La Via

La Via 21 febbraio

LA TENTAZIONE DI ESSERE FELICI
(Lc 9,28b-36)
Il titolo l’ho copiato di sana pianta dall’ultimo libro che ho letto.
L’ho copiato senza neanche pagare i diritti d’autore. Non si fa, lo so. Ma copiare è roba da persone intelligenti.
L’ho trovato calzante.

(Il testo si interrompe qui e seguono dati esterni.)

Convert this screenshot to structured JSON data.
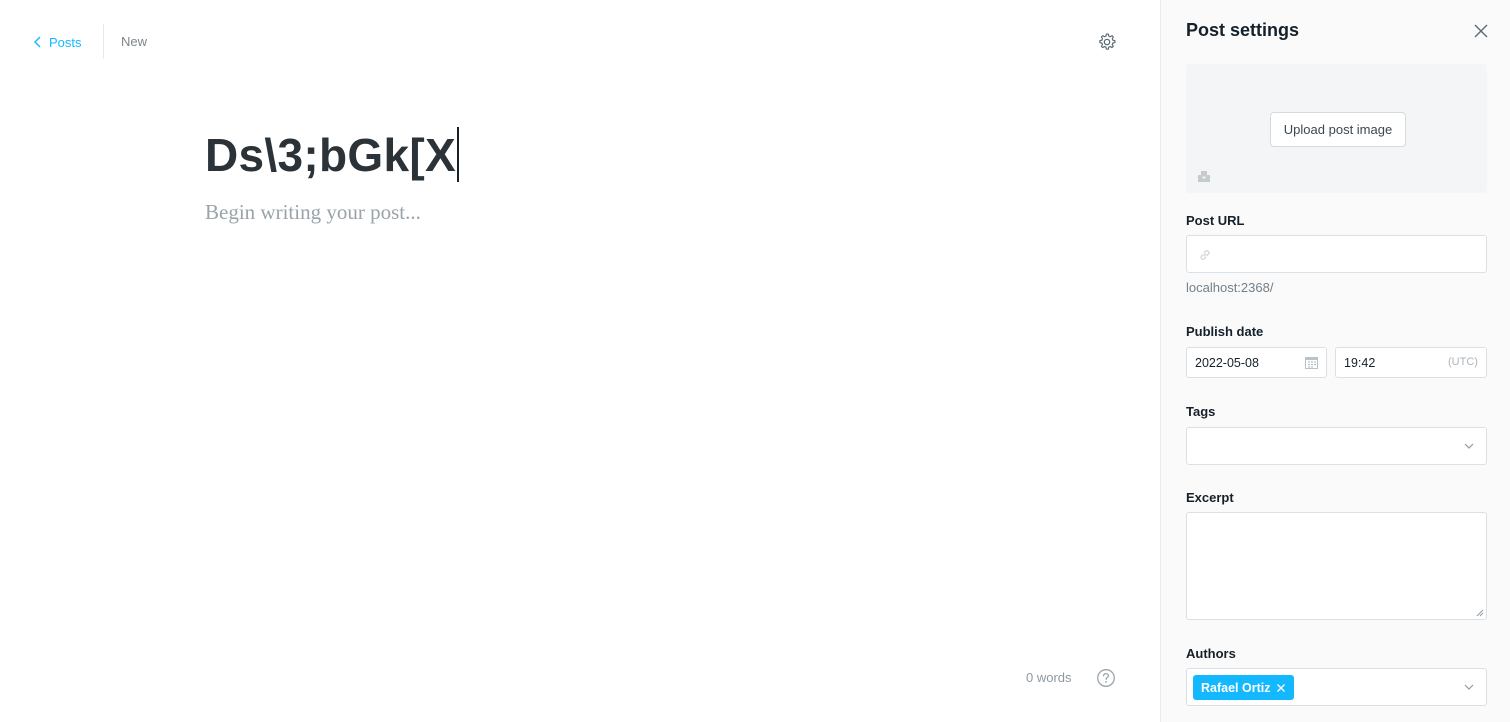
{
  "header": {
    "back_label": "Posts",
    "status": "New"
  },
  "editor": {
    "title": "Ds\\3;bGk[X",
    "body_placeholder": "Begin writing your post...",
    "word_count": "0 words"
  },
  "settings": {
    "title": "Post settings",
    "upload_label": "Upload post image",
    "post_url_label": "Post URL",
    "post_url_value": "",
    "post_url_hint": "localhost:2368/",
    "publish_date_label": "Publish date",
    "publish_date": "2022-05-08",
    "publish_time": "19:42",
    "timezone": "(UTC)",
    "tags_label": "Tags",
    "excerpt_label": "Excerpt",
    "excerpt_value": "",
    "authors_label": "Authors",
    "authors": [
      "Rafael Ortiz"
    ]
  },
  "colors": {
    "accent": "#14b8ff",
    "title_text": "#2b3338",
    "panel_bg": "#fafafb"
  },
  "icons": {
    "back": "chevron-left-icon",
    "settings": "gear-icon",
    "help": "question-circle-icon",
    "close": "close-icon",
    "image": "image-icon",
    "link": "link-icon",
    "calendar": "calendar-icon",
    "dropdown": "chevron-down-icon",
    "remove": "x-icon"
  }
}
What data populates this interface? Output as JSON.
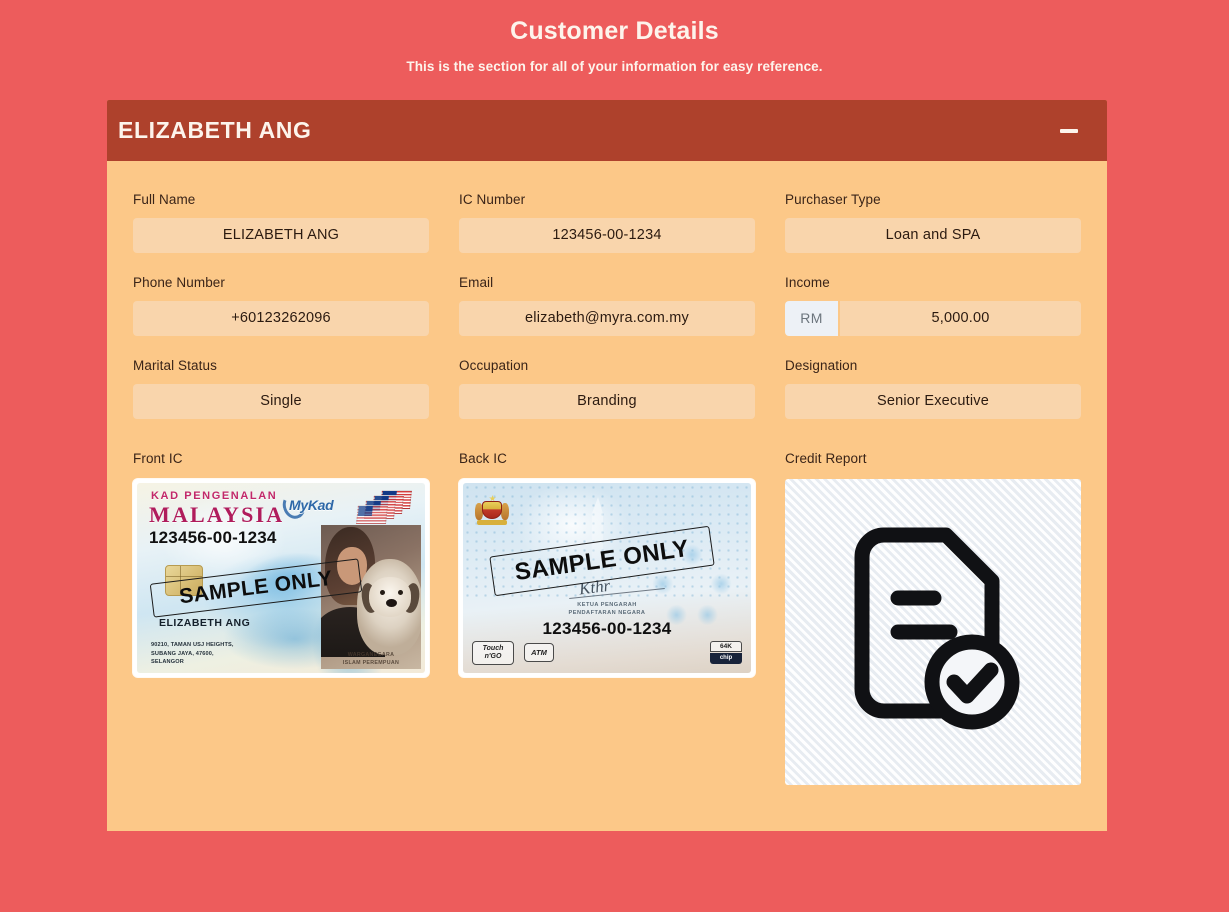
{
  "page": {
    "title": "Customer Details",
    "subtitle": "This is the section for all of your information for easy reference."
  },
  "colors": {
    "page_background": "#ED5C5C",
    "card_header": "#AE412C",
    "card_body": "#FCC888",
    "field_fill": "#F9D5AC",
    "prefix_fill": "#EDF1F6",
    "title_text": "#FDF4EC",
    "label_text": "#3A2418"
  },
  "card": {
    "header": {
      "title": "ELIZABETH ANG",
      "collapse_icon": "minus-icon",
      "collapse_state": "expanded"
    },
    "rows": [
      [
        {
          "label": "Full Name",
          "value": "ELIZABETH ANG",
          "name": "full-name"
        },
        {
          "label": "IC Number",
          "value": "123456-00-1234",
          "name": "ic-number"
        },
        {
          "label": "Purchaser Type",
          "value": "Loan and SPA",
          "name": "purchaser-type"
        }
      ],
      [
        {
          "label": "Phone Number",
          "value": "+60123262096",
          "name": "phone-number"
        },
        {
          "label": "Email",
          "value": "elizabeth@myra.com.my",
          "name": "email"
        },
        {
          "label": "Income",
          "value": "5,000.00",
          "prefix": "RM",
          "name": "income"
        }
      ],
      [
        {
          "label": "Marital Status",
          "value": "Single",
          "name": "marital-status"
        },
        {
          "label": "Occupation",
          "value": "Branding",
          "name": "occupation"
        },
        {
          "label": "Designation",
          "value": "Senior Executive",
          "name": "designation"
        }
      ]
    ],
    "attachments": [
      {
        "label": "Front IC",
        "name": "front-ic",
        "kind": "ic-front"
      },
      {
        "label": "Back IC",
        "name": "back-ic",
        "kind": "ic-back"
      },
      {
        "label": "Credit Report",
        "name": "credit-report",
        "kind": "document",
        "icon": "document-check-icon"
      }
    ]
  },
  "ic_front": {
    "header_line1": "KAD PENGENALAN",
    "header_line2": "MALAYSIA",
    "brand": "MyKad",
    "ic_number": "123456-00-1234",
    "holder_name": "ELIZABETH ANG",
    "address_line1": "90210, TAMAN USJ HEIGHTS,",
    "address_line2": "SUBANG JAYA, 47600,",
    "address_line3": "SELANGOR",
    "watermark": "SAMPLE ONLY",
    "photo_caption_line1": "WARGANEGARA",
    "photo_caption_line2": "ISLAM          PEREMPUAN"
  },
  "ic_back": {
    "watermark": "SAMPLE ONLY",
    "authority_line1": "KETUA PENGARAH",
    "authority_line2": "PENDAFTARAN NEGARA",
    "ic_number": "123456-00-1234",
    "badges": {
      "touch_n_go_line1": "Touch",
      "touch_n_go_line2": "n'GO",
      "atm": "ATM",
      "chip_top": "64K",
      "chip_bottom": "chip"
    }
  }
}
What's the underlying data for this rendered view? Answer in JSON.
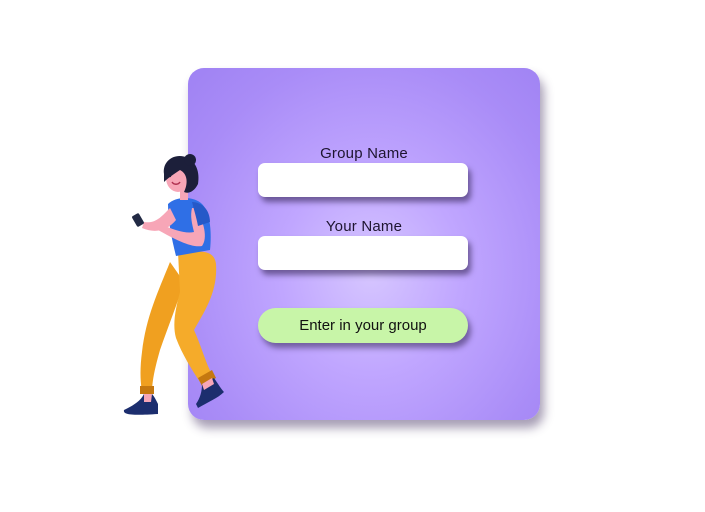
{
  "form": {
    "group_name_label": "Group Name",
    "group_name_value": "",
    "your_name_label": "Your Name",
    "your_name_value": "",
    "submit_label": "Enter in your group"
  },
  "illustration": {
    "icon": "woman-with-phone-illustration"
  },
  "colors": {
    "card_background": "#b39bfa",
    "button_background": "#c8f5a8",
    "input_background": "#ffffff"
  }
}
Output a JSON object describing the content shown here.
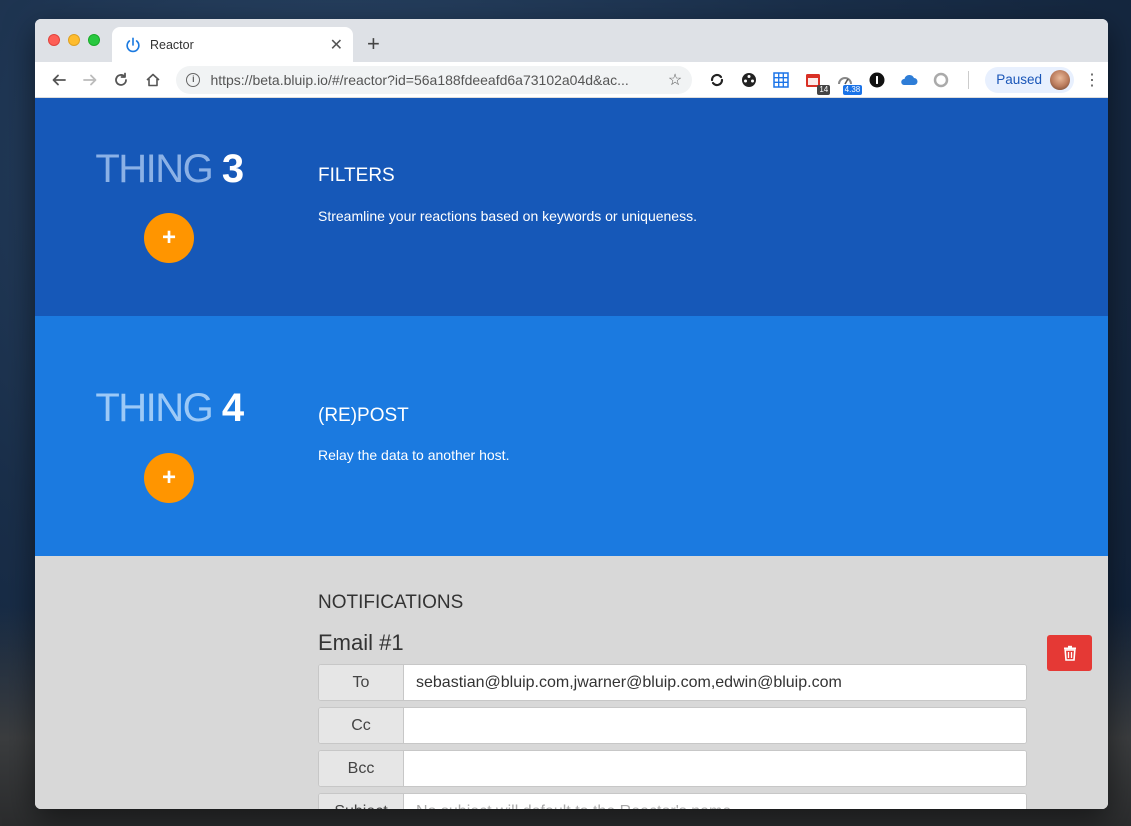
{
  "browser": {
    "tab_title": "Reactor",
    "new_tab_label": "+",
    "url": "https://beta.bluip.io/#/reactor?id=56a188fdeeafd6a73102a04d&ac...",
    "profile_status": "Paused",
    "extensions": [
      {
        "name": "sync-icon"
      },
      {
        "name": "film-reel-icon"
      },
      {
        "name": "grid-icon"
      },
      {
        "name": "calendar-icon",
        "badge": "14"
      },
      {
        "name": "speed-icon",
        "badge": "4.38"
      },
      {
        "name": "onepassword-icon"
      },
      {
        "name": "cloud-icon"
      },
      {
        "name": "circle-icon"
      }
    ]
  },
  "colors": {
    "section3_bg": "#1658b8",
    "section4_bg": "#1b7ae0",
    "accent_orange": "#ff9500",
    "delete_red": "#e53935"
  },
  "sections": {
    "thing3": {
      "word": "THING",
      "num": "3",
      "heading": "FILTERS",
      "description": "Streamline your reactions based on keywords or uniqueness.",
      "add_label": "+"
    },
    "thing4": {
      "word": "THING",
      "num": "4",
      "heading": "(RE)POST",
      "description": "Relay the data to another host.",
      "add_label": "+"
    }
  },
  "notifications": {
    "heading": "NOTIFICATIONS",
    "email_title": "Email #1",
    "fields": {
      "to_label": "To",
      "to_value": "sebastian@bluip.com,jwarner@bluip.com,edwin@bluip.com",
      "cc_label": "Cc",
      "cc_value": "",
      "bcc_label": "Bcc",
      "bcc_value": "",
      "subject_label": "Subject",
      "subject_placeholder": "No subject will default to the Reactor's name"
    }
  }
}
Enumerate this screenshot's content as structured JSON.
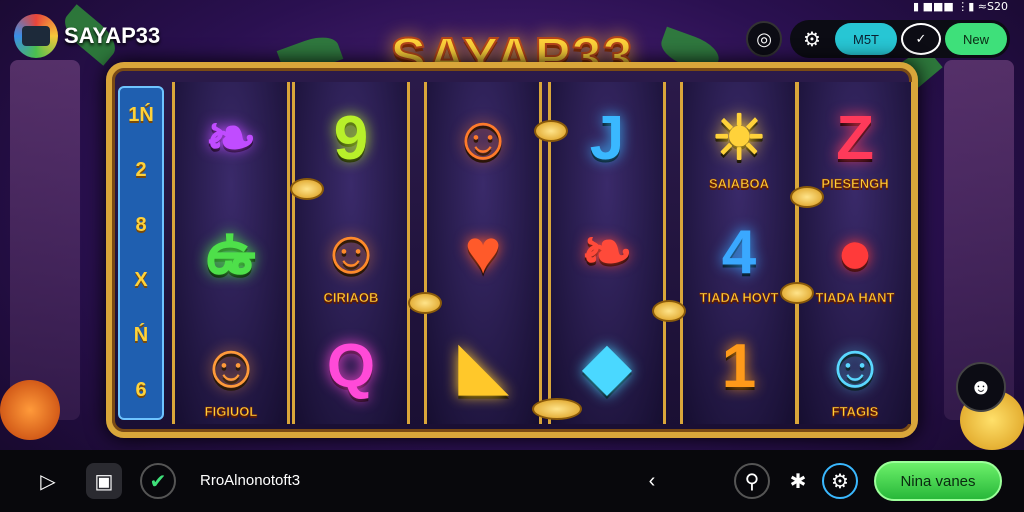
{
  "header": {
    "logo_text": "SAYAP33",
    "title": "SAYAP33",
    "status": "▮ ■■■ ⋮▮ ≈S20"
  },
  "top_controls": {
    "option_1": "M5T",
    "option_3": "New"
  },
  "paylines": [
    "1Ń",
    "2",
    "8",
    "X",
    "Ń",
    "6"
  ],
  "reels": [
    [
      {
        "glyph": "❧",
        "color": "#c04cff",
        "caption": ""
      },
      {
        "glyph": "ఉ",
        "color": "#4ee04a",
        "caption": ""
      },
      {
        "glyph": "☺",
        "color": "#ff9a3a",
        "caption": "FIGIUOL"
      }
    ],
    [
      {
        "glyph": "9",
        "color": "#b8f02a",
        "caption": ""
      },
      {
        "glyph": "☺",
        "color": "#ff8a2a",
        "caption": "CIRIAOB"
      },
      {
        "glyph": "Q",
        "color": "#ff4ad8",
        "caption": ""
      }
    ],
    [
      {
        "glyph": "☺",
        "color": "#ff7a2a",
        "caption": ""
      },
      {
        "glyph": "♥",
        "color": "#ff5a2a",
        "caption": ""
      },
      {
        "glyph": "◣",
        "color": "#ffc82a",
        "caption": ""
      }
    ],
    [
      {
        "glyph": "J",
        "color": "#3ab8ff",
        "caption": ""
      },
      {
        "glyph": "❧",
        "color": "#ff4a3a",
        "caption": ""
      },
      {
        "glyph": "◆",
        "color": "#4ad8ff",
        "caption": ""
      }
    ],
    [
      {
        "glyph": "☀",
        "color": "#ffd23a",
        "caption": "SAIABOA"
      },
      {
        "glyph": "4",
        "color": "#3aa8ff",
        "caption": "TIADA HOVT"
      },
      {
        "glyph": "1",
        "color": "#ff9a1a",
        "caption": ""
      }
    ],
    [
      {
        "glyph": "Z",
        "color": "#ff3a5a",
        "caption": "PIESENGH"
      },
      {
        "glyph": "●",
        "color": "#ff3a3a",
        "caption": "TIADA HANT"
      },
      {
        "glyph": "☺",
        "color": "#5ad8ff",
        "caption": "FTAGIS"
      }
    ]
  ],
  "bottom_bar": {
    "label": "RroAlnonotoft3",
    "win_button": "Nina vanes"
  },
  "icons": {
    "settings": "gear-icon",
    "target": "target-icon",
    "user": "user-icon",
    "play": "play-icon",
    "camera": "camera-icon",
    "check": "check-icon",
    "back": "back-icon",
    "search": "search-icon",
    "share": "share-icon"
  }
}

L’abito giusto da far indossare all’apostolo Pietro quel giorno sul monte Tabor, di fronte alla Trasfigurazione del Maestro.
Se ne uscì con un “è bello per noi stare qui!”
Mitico Pietro, così splendidamente in grado di rappresentarci tutti, noi che amiamo gli incanti, noi tentati sempre di fermarci dove si è felici, dove si sta bene, dimenticandoci del destino degli altri.
Non ci scrolliamo mai di dosso questa sindrome del nido caldo: e via a cercarlo, chi nella famiglia, chi nel lavoro, chi nella comunità.
Per poi sentire che non si appartiene mai a nessuno, soltanto si cerca sempre dove si possa essere felici.
Quando siamo felici vorremmo bloccare il tempo, piantare le tende come gli apostoli.
Peccato però essere discepoli di un Maestro che invece chiede di scendere a valle, a praticare la prossimità con chi soffre come insopprimibile esigenza d’amore.
E a regalare la nostra eventuale felicità a quei fratelli che da troppo tempo non sanno cos’è, quasi toccandoli per fare loro forza, togliendo loro la paura.
Una felicità da rimettere continuamente in gioco, che non sia fatta di uno stare fermi ma di un continuo ripartire.
Per questo insieme a Pietro oggi la liturgia ci parla di Abramo.
Sempre in cammino, mai fermo.
Ma probabilmente un uomo felice.
Non avrebbe nessun motivo per esserlo, se non la promessa di Dio.
E la sua personale capacità di non accantonare il suo sogno anche quando le cose proprio non girano, o addirittura ti remano contro.
Abramo è uno che ha intuito la tecnica di Dio: intervenire quando tutte le possibilità dell’uomo sono bruciate e non c’è più nulla da aspettarsi.
Per questo io lo penso felice.
E senza bisogno di piantare tende, di costruirsi una casa o di investire in immobili.
Felice di quella felicità interiore che può essere donata senza mai diminuire, può essere condivisa senza essere perduta.
A patto però di stare allo stile di Dio: l’uomo in genere è statico e ripetitivo, Dio è dinamico e sorprendente.
Scappa sempre avanti, spalanca orizzonti, accelera i passi.
Soprattutto quelli di chi accetta di scendere dal monte del proprio io per mescolarsi tra i volti dei fratelli.
È vero, forse la felicità non è di questo mondo, ma anche all’infelicità non dobbiamo permettere di essere troppo di casa.